When it's good, the Pat McGee Band stands tall among its colleagues in the "college band" genre. Though you wouldn't know it by his dyed-blond hair - an incongruous touch for a singer who sounds more good ole boy than MTV punk - McGee uses melodious vocals that match his plaintive lyrics wonderfully. And the lyrics themselves are wonderful, stories of lost love that make a listener almost long for heartbreak.

Listening to "Hero," the difficulty was not matching an experience with the story, but sifting through the catalogue of failed relationships to find the best match. McGee sings, "She'll be your hero when the lightning falls/She'll tend to your head down and break down walls/She'll promise you heaven and drag you through hell/She'll never look back you might as well," while the audience mentally composes romantic prose or hate e-mails to distant exes. In "Runaway," you can't help but cheer for McGee when in awestruck confusion he implores, "Runaway, runaway, runaway to me/Darling won't you stay with me."

The sound produced by the McGee six was not much fuller than the music of opening soloist Howie Day, but there were some highlights from band members. Brian Fechino, on electric guitar, added excitement to the bridge of some otherwise predictable tunes, and Jonathan Williams' keyboard and vocals gave needed distraction to McGee-watching. John Small's bass, however, was missing in action, but the unified crew turned inspiring during Pink Floyd's "The Wall," when fans first awoke to sing along.

The group generally succeeded in transferring its soft sound from the studio to its given stage, and McGee, whose vocals dominate the music, had little trouble recreating his recorded hits. Unfortunately, the concert was perhaps too similar to the CD, with the band demonstrating little interest in showmanship. McGee did not often address the capacity crowd, and ignored ceaseless pleas for "Rebecca," the band's most popular song, until a less-than dramatic midnight encore.

And sadly, "Rebecca" did not arrive at Tufts unblemished. The song is a complicated marvel of harmony and guitar, but with Pat McGee singing with a feigned, hip lack of enthusiasm, and attempting an impossible one-man harmony, the encore was the last page in a comfortingly monotonous musical bedtime story.

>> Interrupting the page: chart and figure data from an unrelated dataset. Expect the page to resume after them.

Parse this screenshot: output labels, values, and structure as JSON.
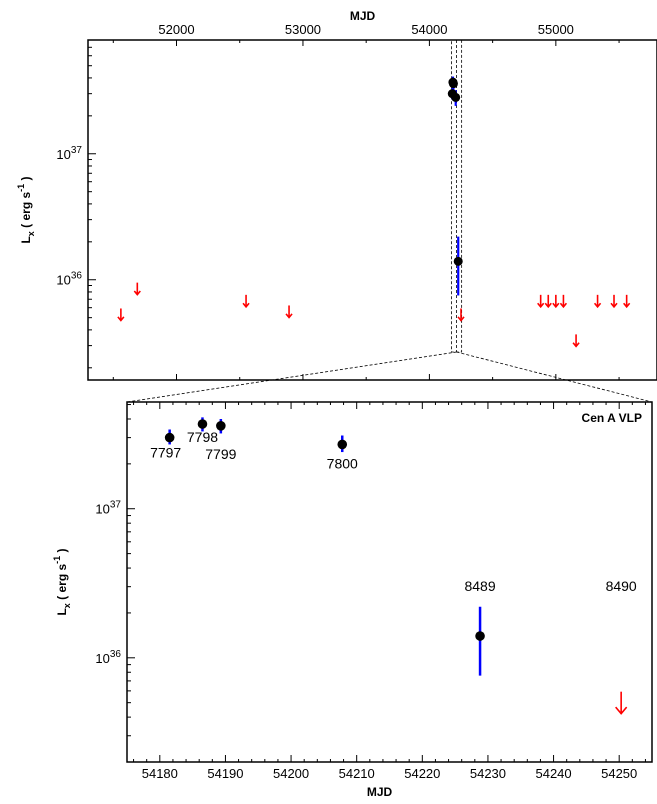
{
  "chart_data": [
    {
      "type": "scatter",
      "title": "",
      "xlabel": "MJD",
      "ylabel": "L_x ( erg  s^-1 )",
      "x_axis_position": "top",
      "yscale": "log",
      "xlim": [
        51300,
        55800
      ],
      "ylim": [
        1.6e+35,
        8e+37
      ],
      "x_ticks": [
        52000,
        53000,
        54000,
        55000
      ],
      "x_tick_labels": [
        "52000",
        "53000",
        "54000",
        "55000"
      ],
      "y_ticks": [
        1e+36,
        1e+37
      ],
      "y_tick_labels": [
        "10^36",
        "10^37"
      ],
      "detections": [
        {
          "x": 54181,
          "y": 3e+37,
          "err": [
            2.7e+37,
            3.3e+37
          ]
        },
        {
          "x": 54186,
          "y": 3.7e+37,
          "err": [
            3.3e+37,
            4.1e+37
          ]
        },
        {
          "x": 54190,
          "y": 3.6e+37,
          "err": [
            3.2e+37,
            4e+37
          ]
        },
        {
          "x": 54208,
          "y": 2.8e+37,
          "err": [
            2.4e+37,
            3.2e+37
          ]
        },
        {
          "x": 54228,
          "y": 1.4e+36,
          "err": [
            7.5e+35,
            2.2e+36
          ]
        }
      ],
      "upper_limits": [
        {
          "x": 51560,
          "y": 5.3e+35
        },
        {
          "x": 51690,
          "y": 8.5e+35
        },
        {
          "x": 52550,
          "y": 6.8e+35
        },
        {
          "x": 52890,
          "y": 5.6e+35
        },
        {
          "x": 54250,
          "y": 5.3e+35
        },
        {
          "x": 54880,
          "y": 6.8e+35
        },
        {
          "x": 54940,
          "y": 6.8e+35
        },
        {
          "x": 55000,
          "y": 6.8e+35
        },
        {
          "x": 55060,
          "y": 6.8e+35
        },
        {
          "x": 55160,
          "y": 3.3e+35
        },
        {
          "x": 55330,
          "y": 6.8e+35
        },
        {
          "x": 55460,
          "y": 6.8e+35
        },
        {
          "x": 55560,
          "y": 6.8e+35
        }
      ],
      "highlight_range": [
        54175,
        54255
      ],
      "colors": {
        "detection": "#000000",
        "errorbar": "#0000ff",
        "upper_limit": "#ff0000"
      }
    },
    {
      "type": "scatter",
      "title": "Cen A VLP",
      "xlabel": "MJD",
      "ylabel": "L_x ( erg  s^-1 )",
      "yscale": "log",
      "xlim": [
        54175,
        54255
      ],
      "ylim": [
        2e+35,
        5.2e+37
      ],
      "x_ticks": [
        54180,
        54190,
        54200,
        54210,
        54220,
        54230,
        54240,
        54250
      ],
      "x_tick_labels": [
        "54180",
        "54190",
        "54200",
        "54210",
        "54220",
        "54230",
        "54240",
        "54250"
      ],
      "y_ticks": [
        1e+36,
        1e+37
      ],
      "y_tick_labels": [
        "10^36",
        "10^37"
      ],
      "detections": [
        {
          "x": 54181.5,
          "y": 3e+37,
          "err": [
            2.7e+37,
            3.4e+37
          ],
          "label": "7797"
        },
        {
          "x": 54186.5,
          "y": 3.7e+37,
          "err": [
            3.3e+37,
            4.1e+37
          ],
          "label": "7798"
        },
        {
          "x": 54189.3,
          "y": 3.6e+37,
          "err": [
            3.2e+37,
            4e+37
          ],
          "label": "7799"
        },
        {
          "x": 54207.8,
          "y": 2.7e+37,
          "err": [
            2.4e+37,
            3.1e+37
          ],
          "label": "7800"
        },
        {
          "x": 54228.8,
          "y": 1.4e+36,
          "err": [
            7.6e+35,
            2.2e+36
          ],
          "label": "8489"
        }
      ],
      "upper_limits": [
        {
          "x": 54250.3,
          "y": 5e+35,
          "label": "8490"
        }
      ],
      "colors": {
        "detection": "#000000",
        "errorbar": "#0000ff",
        "upper_limit": "#ff0000"
      }
    }
  ]
}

They've got Guster's bongos, Dispatch's lovesick sweetness, and The Dave Matthews Band's caucasian, visor-wearing fan base. And it hits pretty close to the mark. In "Lost," when Mr. McGee sang "I am lost myself over you," there was a distinct risk of captivation. Yet at the night's end, the overarching message from the band seemed was one of desperation: You might not fall in love with our music, but please sing along, and maybe you'll fall in love with us... or your ex-girlfriend.